Fuera o no debido a la fuerza que adquirió el segundo relato, afortunadamente la vacancia no prosperó y el país no tendrá que verse –en medio de la crítica situación creada por la pandemia del Covid-19– con un cambio de gobierno que solo hubiera beneficiado a personajes guiados por la ambición. Al fin y al cabo prevaleció algo de sensatez y Vizcarra será juzgado por sus actos al concluir su periodo, el 28 de julio de 2021. Seguramente, pasará entonces a incrementar la lista de expresidentes en manos de la justicia, en la que están Alberto Fujimori, Alejandro Toledo, Ollanta Humala y Pedro Pablo Kuczynski, y en la que estuvo Alan García.
De momento, el país es el gran perdedor luego de lo ocurrido. Las instituciones han dado un espectáculo penoso. El presidente, que estuvo dispuesto a lo que fuera para ocultar no se sabe bien qué acerca de su relación con un personaje insignificante.
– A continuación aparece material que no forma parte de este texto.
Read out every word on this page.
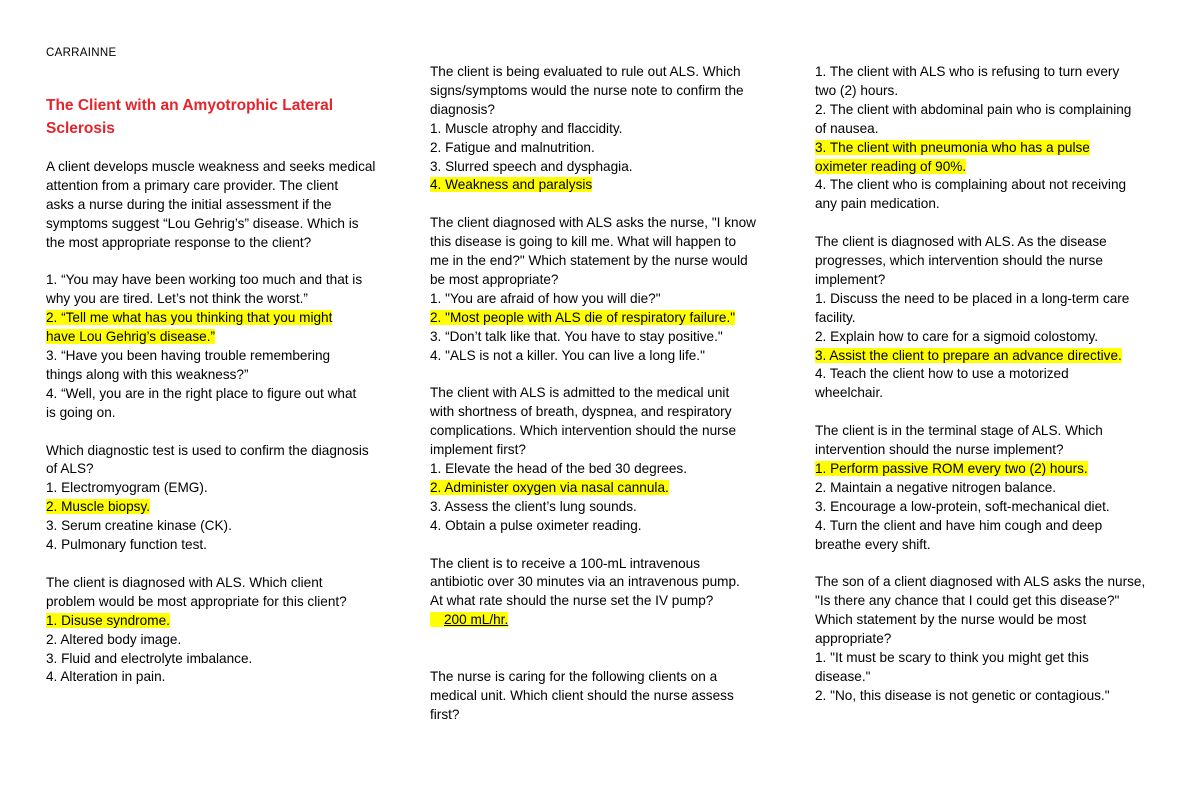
CARRAINNE
The Client with an Amyotrophic Lateral Sclerosis
A client develops muscle weakness and seeks medical
attention from a primary care provider. The client
asks a nurse during the initial assessment if the
symptoms suggest “Lou Gehrig’s” disease. Which is
the most appropriate response to the client?
1. “You may have been working too much and that is
why you are tired. Let’s not think the worst.”
2. “Tell me what has you thinking that you might
have Lou Gehrig’s disease.”
3. “Have you been having trouble remembering
things along with this weakness?”
4. “Well, you are in the right place to figure out what
is going on.
Which diagnostic test is used to confirm the diagnosis
of ALS?
1. Electromyogram (EMG).
2. Muscle biopsy.
3. Serum creatine kinase (CK).
4. Pulmonary function test.
The client is diagnosed with ALS. Which client
problem would be most appropriate for this client?
1. Disuse syndrome.
2. Altered body image.
3. Fluid and electrolyte imbalance.
4. Alteration in pain.
The client is being evaluated to rule out ALS. Which
signs/symptoms would the nurse note to confirm the
diagnosis?
1. Muscle atrophy and flaccidity.
2. Fatigue and malnutrition.
3. Slurred speech and dysphagia.
4. Weakness and paralysis
The client diagnosed with ALS asks the nurse, "I know
this disease is going to kill me. What will happen to
me in the end?" Which statement by the nurse would
be most appropriate?
1. "You are afraid of how you will die?"
2. "Most people with ALS die of respiratory failure."
3. “Don’t talk like that. You have to stay positive."
4. "ALS is not a killer. You can live a long life."
The client with ALS is admitted to the medical unit
with shortness of breath, dyspnea, and respiratory
complications. Which intervention should the nurse
implement first?
1. Elevate the head of the bed 30 degrees.
2. Administer oxygen via nasal cannula.
3. Assess the client’s lung sounds.
4. Obtain a pulse oximeter reading.
The client is to receive a 100-mL intravenous
antibiotic over 30 minutes via an intravenous pump.
At what rate should the nurse set the IV pump?
200 mL/hr.
The nurse is caring for the following clients on a
medical unit. Which client should the nurse assess
first?
1. The client with ALS who is refusing to turn every
two (2) hours.
2. The client with abdominal pain who is complaining
of nausea.
3. The client with pneumonia who has a pulse
oximeter reading of 90%.
4. The client who is complaining about not receiving
any pain medication.
The client is diagnosed with ALS. As the disease
progresses, which intervention should the nurse
implement?
1. Discuss the need to be placed in a long-term care
facility.
2. Explain how to care for a sigmoid colostomy.
3. Assist the client to prepare an advance directive.
4. Teach the client how to use a motorized
wheelchair.
The client is in the terminal stage of ALS. Which
intervention should the nurse implement?
1. Perform passive ROM every two (2) hours.
2. Maintain a negative nitrogen balance.
3. Encourage a low-protein, soft-mechanical diet.
4. Turn the client and have him cough and deep
breathe every shift.
The son of a client diagnosed with ALS asks the nurse,
"Is there any chance that I could get this disease?"
Which statement by the nurse would be most
appropriate?
1. "It must be scary to think you might get this
disease."
2. "No, this disease is not genetic or contagious."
El Congreso, que estuvo dispuesto a vacar al presidente no en vista de una causal de envergadura sino en razón de apetitos personales cifrados en una posible postergación de las elecciones y, en consecuencia, una prórroga de mandatos parlamentarios. Los medios de comunicación, que fueron convertidos en vehículos de relatos tramposos a favor de intereses de grupo. Y los ciudadanos que expresan opinión, alineados a favor o en contra sin escuchar argumentos, dispuestos a aniquilar al adversario, como si de una guerra se tratase. Y en las guerras, ya se sabe, la verdad es la primera víctima.
Quien crea que alguien ganó de este episodio se equivoca. Todos los peruanos hemos perdido.